Career: Composer, 1937-83; National Conservatory of Argentina, faculty, 1941-46; National University, La Plata, faculty, 1948-mid-1950s; Catholic University of Argentina, dean of Musical Arts and Sciences, 1958-62; Latin American Center for Advanced Musical Studies, Buenos Aires, director, 1962-69.


Selected awards: Guggenheim fellowship, 1942 (reception delayed until 1945); honorary doctorates from Yale University in 1968 and Temple University in 1975; UNESCO International Music Council music prize, 1981.




Ginastera's works up to this point had been in a predominantly nationalist idiom, flavored by Argentine folk melodies and rhythms. Yet his nationalism was of a compositionally rigorous kind; he did not simply quote folk melodies, but rather employed such procedures as the elaboration, over the span of an entire composition, of a characteristic guitar chord heard in Argentine gaucho or cowboy music.
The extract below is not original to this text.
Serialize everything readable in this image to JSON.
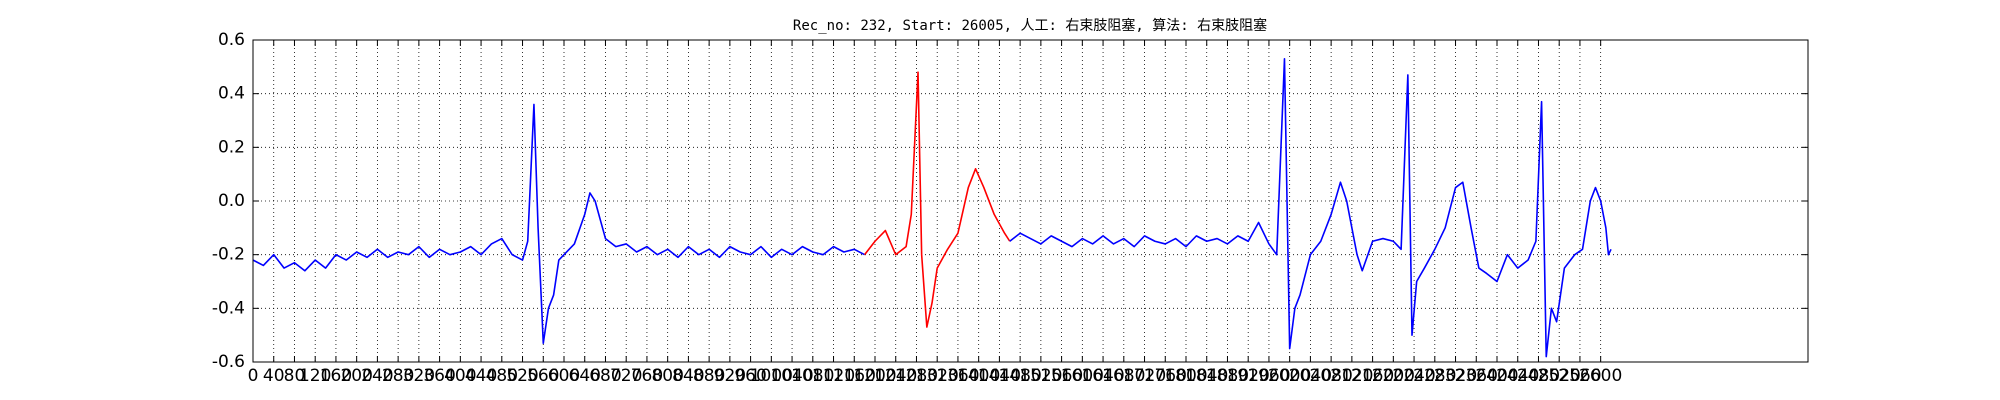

In the early 1950s, falling afoul once again of the Perónista government, Ginastera threw himself into composition and distilled these folk-flavored but formally sophisticated procedures down to ever more abstract levels. Such works as the Piano Sonata No. 1 and the Variaciones concertantes became among Ginastera's most widely played, and, almost alone among works by contemporary composers, enjoyed favor with both audiences and academic specialists.